The initiatives aim to cut the company’s fixed cost level by a total, of at least NOK 750 million on an annualized basis by:

  • Consolidation of the subsea tree production to Brazil and Malaysia. This means the Tranby site outside Oslo, Norway will no longer produce subsea trees after 2020 – effectively removing market capacity of about 60 subsea tree equivalents per year.
  • At the subsea plants in Port Klang (Malaysia) and Curitiba (Brazil), manning will be reduced to strengthen the plant’s competitive position and adapt to the forecasted demand
  • A program for substantial reduction of overhead personnel and costs across all regions has been initiated
  • Early retirement initiatives
  • CEO, Executive and Senior Management: Salary freeze, and no variable pay scheme for 2020.
  • General population: Salary freeze, and no variable pay schemes.

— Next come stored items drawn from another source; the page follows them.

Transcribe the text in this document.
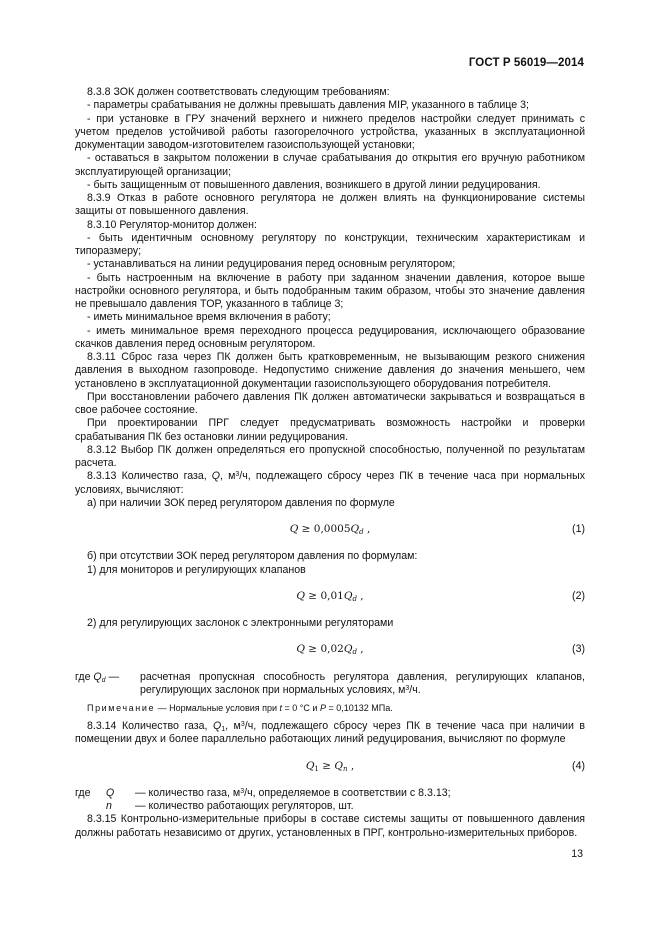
ГОСТ Р 56019—2014

8.3.8 ЗОК должен соответствовать следующим требованиям:

- параметры срабатывания не должны превышать давления MIP, указанного в таблице 3;

- при установке в ГРУ значений верхнего и нижнего пределов настройки следует принимать с учетом пределов устойчивой работы газогорелочного устройства, указанных в эксплуатационной документации заводом-изготовителем газоиспользующей установки;

- оставаться в закрытом положении в случае срабатывания до открытия его вручную работником эксплуатирующей организации;

- быть защищенным от повышенного давления, возникшего в другой линии редуцирования.

8.3.9 Отказ в работе основного регулятора не должен влиять на функционирование системы защиты от повышенного давления.

8.3.10 Регулятор-монитор должен:

- быть идентичным основному регулятору по конструкции, техническим характеристикам и типоразмеру;

- устанавливаться на линии редуцирования перед основным регулятором;

- быть настроенным на включение в работу при заданном значении давления, которое выше настройки основного регулятора, и быть подобранным таким образом, чтобы это значение давления не превышало давления TOP, указанного в таблице 3;

- иметь минимальное время включения в работу;

- иметь минимальное время переходного процесса редуцирования, исключающего образование скачков давления перед основным регулятором.

8.3.11 Сброс газа через ПК должен быть кратковременным, не вызывающим резкого снижения давления в выходном газопроводе. Недопустимо снижение давления до значения меньшего, чем установлено в эксплуатационной документации газоиспользующего оборудования потребителя.

При восстановлении рабочего давления ПК должен автоматически закрываться и возвращаться в свое рабочее состояние.

При проектировании ПРГ следует предусматривать возможность настройки и проверки срабатывания ПК без остановки линии редуцирования.

8.3.12 Выбор ПК должен определяться его пропускной способностью, полученной по результатам расчета.

8.3.13 Количество газа, Q, $м^3/ч$, подлежащего сбросу через ПК в течение часа при нормальных условиях, вычисляют:

а) при наличии ЗОК перед регулятором давления по формуле

$Q \ge 0,0005Q_d$ ,	(1)

б) при отсутствии ЗОК перед регулятором давления по формулам:

1) для мониторов и регулирующих клапанов

$Q \ge 0,01Q_d$ ,	(2)

2) для регулирующих заслонок с электронными регуляторами

$Q \ge 0,02Q_d$ ,	(3)

где $Q_d$ — расчетная пропускная способность регулятора давления, регулирующих клапанов, регулирующих заслонок при нормальных условиях, $м^3/ч$.

Примечание — Нормальные условия при t = 0 °С и P = 0,10132 МПа.

8.3.14 Количество газа, $Q_1$, $м^3/ч$, подлежащего сбросу через ПК в течение часа при наличии в помещении двух и более параллельно работающих линий редуцирования, вычисляют по формуле

$Q_1 \ge Q_n$ ,	(4)

где Q — количество газа, $м^3/ч$, определяемое в соответствии с 8.3.13;

n — количество работающих регуляторов, шт.

8.3.15 Контрольно-измерительные приборы в составе системы защиты от повышенного давления должны работать независимо от других, установленных в ПРГ, контрольно-измерительных приборов.

13
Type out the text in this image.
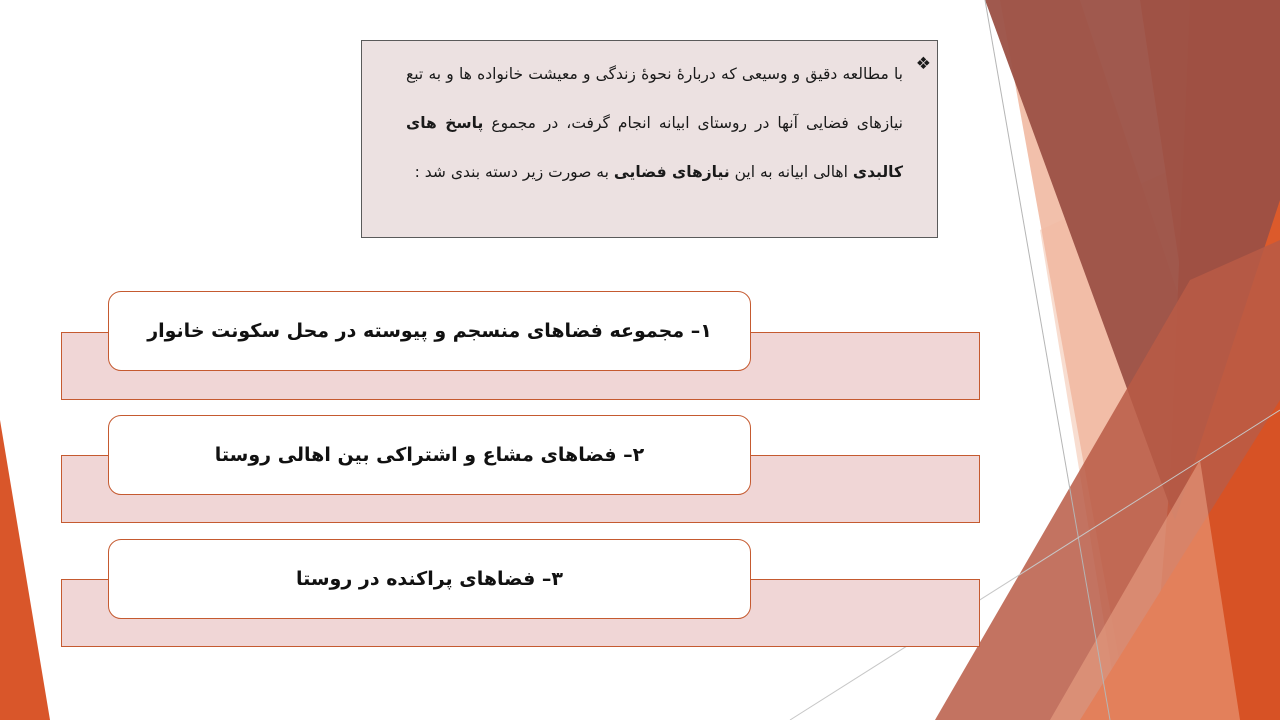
❖

با مطالعه دقیق و وسیعی که دربارۀ نحوۀ زندگی و معیشت خانواده ها و به تبع نیازهای فضایی آنها در روستای ابیانه انجام گرفت، در مجموع پاسخ های کالبدی اهالی ابیانه به این نیازهای فضایی به صورت زیر دسته بندی شد :

۱– مجموعه فضاهای منسجم و پیوسته در محل سکونت خانوار
۲– فضاهای مشاع و اشتراکی بین اهالی روستا
۳– فضاهای پراکنده در روستا
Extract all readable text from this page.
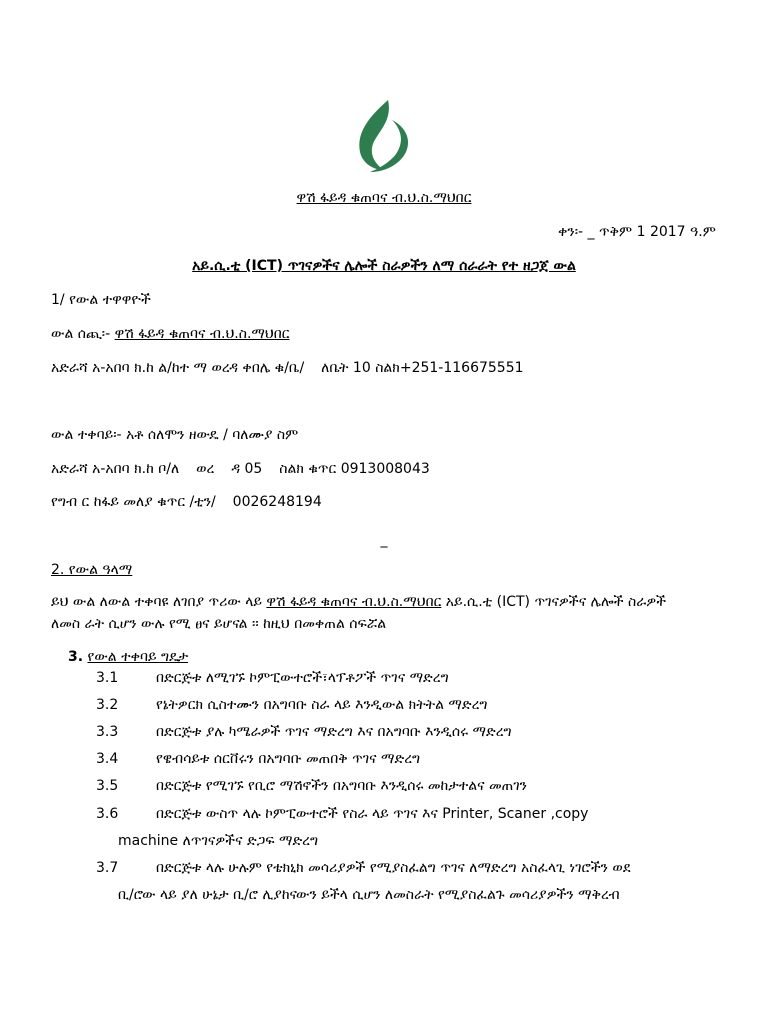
ዋሽ ፋይዳ ቁጠባና ብ.ህ.ስ.ማህበር
ቀን፡- _ ጥቅም 1 2017 ዓ.ም
አይ.ሲ.ቲ (ICT) ጥገናዎችና ሌሎች ስራዎችን ለማ ሰራራት የተ ዘጋጀ ውል
1/ የውል ተዋዋዮች
ውል ሰጪ፡- ዋሽ ፋይዳ ቁጠባና ብ.ህ.ስ.ማህበር
አድራሻ አ-አበባ ክ.ከ ል/ከተ ማ ወረዳ ቀበሌ ቁ/ቤ/ ለቤት 10 ስልክ+251-116675551
ውል ተቀባይ፡- አቶ ሰለሞን ዘውዴ / ባለሙያ ስም
አድራሻ አ-አበባ ክ.ከ ቦ/ለ ወረ ዳ 05 ስልክ ቁጥር 0913008043
የግብ ር ከፋይ መለያ ቁጥር /ቲን/ 0026248194
_
2. የውል ዓላማ
ይህ ውል ለውል ተቀባዩ ለገበያ ጥሪው ላይ ዋሽ ፋይዳ ቁጠባና ብ.ህ.ስ.ማህበር አይ.ሲ.ቲ (ICT) ጥገናዎችና ሌሎች ስራዎች
ለመስ ራት ሲሆን ውሉ የሚ ፀና ይሆናል ፡፡ ከዚህ በመቀጠል ሰፍሯል
3. የውል ተቀባይ ግዴታ
3.1	በድርጅቱ ለሚገኙ ኮምፒውተሮች፣ላፕቶፖች ጥገና ማድረግ
3.2	የኔትዎርክ ሲስተሙን በአግባቡ ስራ ላይ እንዲውል ክትትል ማድረግ
3.3	በድርጅቱ ያሉ ካሜራዎች ጥገና ማድረግ እና በአግባቡ እንዲሰሩ ማድረግ
3.4	የዌብሳይቱ ሰርቨሩን በአግባቡ መጠበቅ ጥገና ማድረግ
3.5	በድርጅቱ የሚገኙ የቢሮ ማሽኖችን በአግባቡ እንዲሰሩ መከታተልና መጠገን
3.6	በድርጅቱ ውስጥ ላሉ ኮምፒውተሮች የስራ ላይ ጥገና እና Printer, Scaner ,copy
machine ለጥገናዎችና ድጋፍ ማድረግ
3.7	በድርጅቱ ላሉ ሁሉም የቴክኒክ መሳሪያዎች የሚያስፈልግ ጥገና ለማድረግ አስፈላጊ ነገሮችን ወደ
ቢ/ሮው ላይ ያለ ሁኔታ ቢ/ሮ ሊያከናውን ይችላ ሲሆን ለመስራት የሚያስፈልጉ መሳሪያዎችን ማቅረብ
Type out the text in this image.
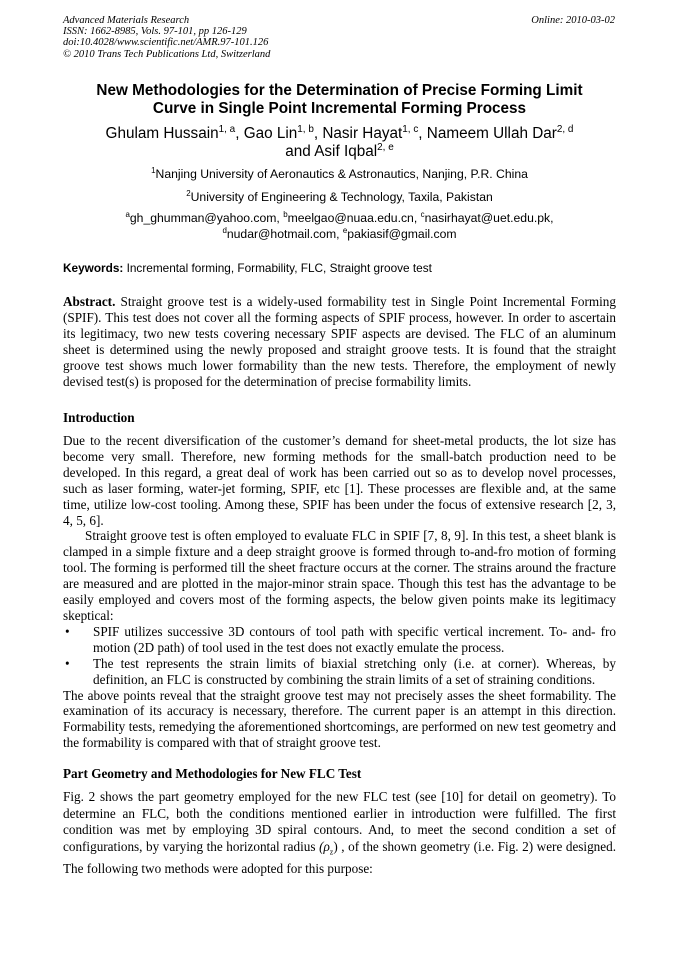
Advanced Materials Research
ISSN: 1662-8985, Vols. 97-101, pp 126-129
doi:10.4028/www.scientific.net/AMR.97-101.126
© 2010 Trans Tech Publications Ltd, Switzerland
Online: 2010-03-02
New Methodologies for the Determination of Precise Forming Limit
Curve in Single Point Incremental Forming Process
Ghulam Hussain$^{1, a}$, Gao Lin$^{1, b}$, Nasir Hayat$^{1, c}$, Nameem Ullah Dar$^{2, d}$
and Asif Iqbal$^{2, e}$
$^1$Nanjing University of Aeronautics & Astronautics, Nanjing, P.R. China
$^2$University of Engineering & Technology, Taxila, Pakistan
$^a$gh_ghumman@yahoo.com, $^b$meelgao@nuaa.edu.cn, $^c$nasirhayat@uet.edu.pk,
$^d$nudar@hotmail.com, $^e$pakiasif@gmail.com
Keywords: Incremental forming, Formability, FLC, Straight groove test
Abstract. Straight groove test is a widely-used formability test in Single Point Incremental Forming (SPIF). This test does not cover all the forming aspects of SPIF process, however. In order to ascertain its legitimacy, two new tests covering necessary SPIF aspects are devised. The FLC of an aluminum sheet is determined using the newly proposed and straight groove tests. It is found that the straight groove test shows much lower formability than the new tests. Therefore, the employment of newly devised test(s) is proposed for the determination of precise formability limits.
Introduction

Due to the recent diversification of the customer’s demand for sheet-metal products, the lot size has become very small. Therefore, new forming methods for the small-batch production need to be developed. In this regard, a great deal of work has been carried out so as to develop novel processes, such as laser forming, water-jet forming, SPIF, etc [1]. These processes are flexible and, at the same time, utilize low-cost tooling. Among these, SPIF has been under the focus of extensive research [2, 3, 4, 5, 6].

Straight groove test is often employed to evaluate FLC in SPIF [7, 8, 9]. In this test, a sheet blank is clamped in a simple fixture and a deep straight groove is formed through to-and-fro motion of forming tool. The forming is performed till the sheet fracture occurs at the corner. The strains around the fracture are measured and are plotted in the major-minor strain space. Though this test has the advantage to be easily employed and covers most of the forming aspects, the below given points make its legitimacy skeptical:

• SPIF utilizes successive 3D contours of tool path with specific vertical increment. To- and- fro motion (2D path) of tool used in the test does not exactly emulate the process.
• The test represents the strain limits of biaxial stretching only (i.e. at corner). Whereas, by definition, an FLC is constructed by combining the strain limits of a set of straining conditions.

The above points reveal that the straight groove test may not precisely asses the sheet formability. The examination of its accuracy is necessary, therefore. The current paper is an attempt in this direction. Formability tests, remedying the aforementioned shortcomings, are performed on new test geometry and the formability is compared with that of straight groove test.

Part Geometry and Methodologies for New FLC Test

Fig. 2 shows the part geometry employed for the new FLC test (see [10] for detail on geometry). To determine an FLC, both the conditions mentioned earlier in introduction were fulfilled. The first condition was met by employing 3D spiral contours. And, to meet the second condition a set of configurations, by varying the horizontal radius $(\rho_z)$ , of the shown geometry (i.e. Fig. 2) were designed. The following two methods were adopted for this purpose:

“While it is too early to predict the long-term impact on financial markets and industrial activity level, the current market situation is expected to have an adverse impact on both activity, financial performance and structure of Aker Solutions in 2020,” said Araujo. “A large part of the planned project sanctioning activity in the oil industry will most likely be postponed or cancelled in 2020 unless governments are introducing significant fiscal stimulation to aid in the recovery.”

In addition, the investment level will be significantly reduced in 2020, from the original plan of about NOK 750 million to about NOK 500 million.

The company will continue to assess the need for additional manning and capacity adjustments including potential closures of production and office locations.

One-off restructuring costs of about NOK 150 million and impairments of around NOK 500 million are expected to be booked in the first quarter of 2020 as a result of these initiatives. Further restructuring cost may occur in later quarters.